At ABTS Nashville specifically, 50% of freshmen borrow to help pay for their first year, averaging $9,500 each — a figure that counts both private and federal student loans.
The typical federal loan comes to $9,500. This meets or exceeds the $5,500 cap on first-year federal borrowing for the typical dependent freshman. Bear in mind the undergraduate averages later on cover federal loans only, whereas this freshman total folds in private loans too.
Looking at all undergraduates at ABTS Nashville, freshmen included, 67% take out federal student loans, averaging $8,888 a year. That is 6.4% lower than the first-year federal average of $9,500.
Borrowing at that rate every year works out to about $17,776 after two years and $35,552 across a four-year program. These figures assume identical federal borrowing each year and omit private and Parent PLUS loans.
| Undergraduate federal borrowing | Value |
|---|---|
| Share using federal loans | 67% |
| Average federal loan per year | $8,888 |
| Undergraduates with a federal loan | 32 |
| Total federal loans (one year) | $284,413 |
Graduating and withdrawing students at ABTS Nashville carry a median federal debt of $19,000 of cumulative federal debt.
| Borrower group | Median federal debt |
|---|---|
| All federal borrowers | $19,000 |
| Students who withdrew | $14,765 |
The figure for students who withdrew is worth watching: debt without a completed credential is the hardest to repay.
Looking only at the median is misleading — these four percentiles describe the full debt distribution for borrowers at ABTS Nashville.
| Percentile | Cumulative Federal Debt |
|---|---|
| 25th percentile | $9,500 |
| 75th percentile | $41,250 |
These figures turn the debt totals into a monthly repayment picture for ABTS Nashville.
A loan default — failing to keep up with federal student-loan payments — is one of the worst financial outcomes a borrower can face. The official Department of Education two-year default rate for ABTS Nashville is shown below.
| Metric | Value |
|---|---|
| 2-year cohort default rate | 0% |
| Borrowers in the cohort | 8 |
The cohort default rate tracks borrowers who entered repayment in a given year and defaulted within the two-year measurement window.

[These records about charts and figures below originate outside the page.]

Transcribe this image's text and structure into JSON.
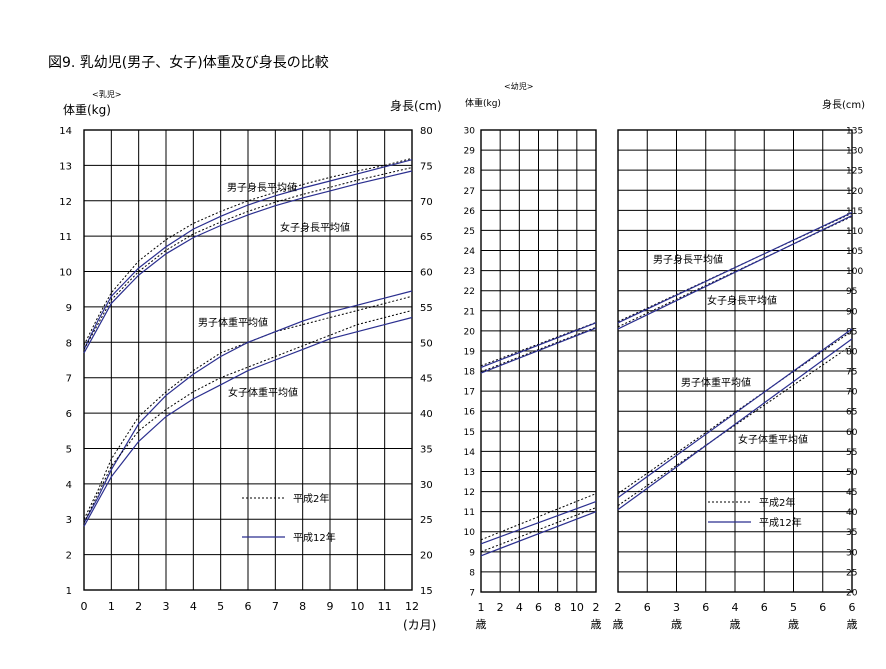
{
  "figure": {
    "title": "図9. 乳幼児(男子、女子)体重及び身長の比較"
  },
  "legend": {
    "dotted_label": "平成2年",
    "solid_label": "平成12年"
  },
  "colors": {
    "dotted_series": "#000000",
    "solid_series": "#2b2f8f",
    "grid": "#000000"
  },
  "chart_data": [
    {
      "type": "line",
      "panel": "乳児",
      "panel_label": "<乳児>",
      "xlabel": "(カ月)",
      "ylabel_left": "体重(kg)",
      "ylabel_right": "身長(cm)",
      "x_ticks": [
        "0",
        "1",
        "2",
        "3",
        "4",
        "5",
        "6",
        "7",
        "8",
        "9",
        "10",
        "11",
        "12"
      ],
      "xlim": [
        0,
        12
      ],
      "ylim_left": [
        1,
        14
      ],
      "ylim_right": [
        15,
        80
      ],
      "grid": true,
      "annotations": [
        {
          "text": "男子身長平均値"
        },
        {
          "text": "女子身長平均値"
        },
        {
          "text": "男子体重平均値"
        },
        {
          "text": "女子体重平均値"
        }
      ],
      "series": [
        {
          "group": "男子身長平均値",
          "name": "平成2年",
          "axis": "right",
          "style": "dotted",
          "x": [
            0,
            0.5,
            1,
            2,
            3,
            4,
            5,
            6,
            7,
            8,
            9,
            10,
            11,
            12
          ],
          "y": [
            49.6,
            53.5,
            57,
            61.5,
            64.5,
            66.8,
            68.5,
            70,
            71.2,
            72.3,
            73.3,
            74.2,
            75,
            76
          ]
        },
        {
          "group": "男子身長平均値",
          "name": "平成12年",
          "axis": "right",
          "style": "solid",
          "x": [
            0,
            0.5,
            1,
            2,
            3,
            4,
            5,
            6,
            7,
            8,
            9,
            10,
            11,
            12
          ],
          "y": [
            49,
            53,
            56.5,
            60.5,
            63.5,
            66,
            67.8,
            69.4,
            70.7,
            71.8,
            72.8,
            73.8,
            74.8,
            75.8
          ]
        },
        {
          "group": "女子身長平均値",
          "name": "平成2年",
          "axis": "right",
          "style": "dotted",
          "x": [
            0,
            0.5,
            1,
            2,
            3,
            4,
            5,
            6,
            7,
            8,
            9,
            10,
            11,
            12
          ],
          "y": [
            49,
            52.5,
            56,
            60,
            63,
            65.3,
            67,
            68.5,
            69.8,
            70.9,
            71.9,
            72.9,
            73.8,
            74.7
          ]
        },
        {
          "group": "女子身長平均値",
          "name": "平成12年",
          "axis": "right",
          "style": "solid",
          "x": [
            0,
            0.5,
            1,
            2,
            3,
            4,
            5,
            6,
            7,
            8,
            9,
            10,
            11,
            12
          ],
          "y": [
            48.5,
            52,
            55.5,
            59.5,
            62.5,
            64.8,
            66.5,
            68,
            69.3,
            70.4,
            71.4,
            72.4,
            73.3,
            74.2
          ]
        },
        {
          "group": "男子体重平均値",
          "name": "平成2年",
          "axis": "left",
          "style": "dotted",
          "x": [
            0,
            0.5,
            1,
            2,
            3,
            4,
            5,
            6,
            7,
            8,
            9,
            10,
            11,
            12
          ],
          "y": [
            3,
            3.8,
            4.7,
            5.9,
            6.6,
            7.2,
            7.7,
            8,
            8.3,
            8.5,
            8.7,
            8.9,
            9.1,
            9.3
          ]
        },
        {
          "group": "男子体重平均値",
          "name": "平成12年",
          "axis": "left",
          "style": "solid",
          "x": [
            0,
            0.5,
            1,
            2,
            3,
            4,
            5,
            6,
            7,
            8,
            9,
            10,
            11,
            12
          ],
          "y": [
            2.9,
            3.6,
            4.4,
            5.7,
            6.5,
            7.1,
            7.6,
            8,
            8.3,
            8.6,
            8.85,
            9.05,
            9.25,
            9.45
          ]
        },
        {
          "group": "女子体重平均値",
          "name": "平成2年",
          "axis": "left",
          "style": "dotted",
          "x": [
            0,
            0.5,
            1,
            2,
            3,
            4,
            5,
            6,
            7,
            8,
            9,
            10,
            11,
            12
          ],
          "y": [
            2.9,
            3.7,
            4.5,
            5.5,
            6.1,
            6.6,
            7,
            7.3,
            7.6,
            7.9,
            8.2,
            8.5,
            8.7,
            8.9
          ]
        },
        {
          "group": "女子体重平均値",
          "name": "平成12年",
          "axis": "left",
          "style": "solid",
          "x": [
            0,
            0.5,
            1,
            2,
            3,
            4,
            5,
            6,
            7,
            8,
            9,
            10,
            11,
            12
          ],
          "y": [
            2.8,
            3.5,
            4.2,
            5.2,
            5.9,
            6.4,
            6.8,
            7.2,
            7.5,
            7.8,
            8.1,
            8.3,
            8.5,
            8.7
          ]
        }
      ]
    },
    {
      "type": "line",
      "panel": "幼児",
      "panel_label": "<幼児>",
      "ylabel_left": "体重(kg)",
      "ylabel_right": "身長(cm)",
      "ylim_left": [
        7,
        30
      ],
      "ylim_right": [
        20,
        135
      ],
      "grid": true,
      "x_ticks_1": [
        "1",
        "2",
        "4",
        "6",
        "8",
        "10",
        "2"
      ],
      "x_ticks_1_years": [
        "歳",
        "",
        "",
        "",
        "",
        "",
        "歳"
      ],
      "x_ticks_2": [
        "2",
        "6",
        "3",
        "6",
        "4",
        "6",
        "5",
        "6",
        "6"
      ],
      "x_ticks_2_years": [
        "歳",
        "",
        "歳",
        "",
        "歳",
        "",
        "歳",
        "",
        "歳"
      ],
      "annotations": [
        {
          "text": "男子身長平均値"
        },
        {
          "text": "女子身長平均値"
        },
        {
          "text": "男子体重平均値"
        },
        {
          "text": "女子体重平均値"
        }
      ],
      "series_segment_1": [
        {
          "group": "男子身長平均値",
          "name": "平成2年",
          "axis": "right",
          "style": "dotted",
          "x": [
            1,
            2
          ],
          "y": [
            76.3,
            87.1
          ]
        },
        {
          "group": "男子身長平均値",
          "name": "平成12年",
          "axis": "right",
          "style": "solid",
          "x": [
            1,
            2
          ],
          "y": [
            75.9,
            87
          ]
        },
        {
          "group": "女子身長平均値",
          "name": "平成2年",
          "axis": "right",
          "style": "dotted",
          "x": [
            1,
            2
          ],
          "y": [
            74.8,
            85.9
          ]
        },
        {
          "group": "女子身長平均値",
          "name": "平成12年",
          "axis": "right",
          "style": "solid",
          "x": [
            1,
            2
          ],
          "y": [
            74.5,
            85.7
          ]
        },
        {
          "group": "男子体重平均値",
          "name": "平成2年",
          "axis": "left",
          "style": "dotted",
          "x": [
            1,
            2
          ],
          "y": [
            9.6,
            11.9
          ]
        },
        {
          "group": "男子体重平均値",
          "name": "平成12年",
          "axis": "left",
          "style": "solid",
          "x": [
            1,
            2
          ],
          "y": [
            9.4,
            11.5
          ]
        },
        {
          "group": "女子体重平均値",
          "name": "平成2年",
          "axis": "left",
          "style": "dotted",
          "x": [
            1,
            2
          ],
          "y": [
            9,
            11.2
          ]
        },
        {
          "group": "女子体重平均値",
          "name": "平成12年",
          "axis": "left",
          "style": "solid",
          "x": [
            1,
            2
          ],
          "y": [
            8.8,
            11
          ]
        }
      ],
      "series_segment_2": [
        {
          "group": "男子身長平均値",
          "name": "平成2年",
          "axis": "right",
          "style": "dotted",
          "x": [
            2,
            6
          ],
          "y": [
            87.3,
            114.3
          ]
        },
        {
          "group": "男子身長平均値",
          "name": "平成12年",
          "axis": "right",
          "style": "solid",
          "x": [
            2,
            6
          ],
          "y": [
            87,
            114.5
          ]
        },
        {
          "group": "女子身長平均値",
          "name": "平成2年",
          "axis": "right",
          "style": "dotted",
          "x": [
            2,
            6
          ],
          "y": [
            86,
            113.5
          ]
        },
        {
          "group": "女子身長平均値",
          "name": "平成12年",
          "axis": "right",
          "style": "solid",
          "x": [
            2,
            6
          ],
          "y": [
            85.5,
            113.7
          ]
        },
        {
          "group": "男子体重平均値",
          "name": "平成2年",
          "axis": "left",
          "style": "dotted",
          "x": [
            2,
            6
          ],
          "y": [
            11.9,
            20
          ]
        },
        {
          "group": "男子体重平均値",
          "name": "平成12年",
          "axis": "left",
          "style": "solid",
          "x": [
            2,
            6
          ],
          "y": [
            11.7,
            20.1
          ]
        },
        {
          "group": "女子体重平均値",
          "name": "平成2年",
          "axis": "left",
          "style": "dotted",
          "x": [
            2,
            6
          ],
          "y": [
            11.3,
            19.3
          ]
        },
        {
          "group": "女子体重平均値",
          "name": "平成12年",
          "axis": "left",
          "style": "solid",
          "x": [
            2,
            6
          ],
          "y": [
            11.1,
            19.6
          ]
        }
      ]
    }
  ]
}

The breakdowns below show median federal debt by income, first-generation status, and dependency.
Median Debt by Income Bracket
| Income tier | Median federal debt |
|---|---|
| Low income | $19,000 |
By Dependency Status
| Cohort | Median federal debt |
|---|---|
| Dependent students | $17,500 |
| Independent students | $19,500 |
Federal data publishes the following gap measures for ABTS Nashville.
Subsidized vs. Unsubsidized Loans
Subsidized loans pause interest while you are in school; unsubsidized loans do not. That difference compounds over four years, so the type of loan you take matters as much as the amount.
Important to Remember
Unlike most other debt, federal student loans generally survive bankruptcy — and unpaid balances can lead to wage garnishment — so borrow only what you truly need.
References
More about our data sources and methodologies.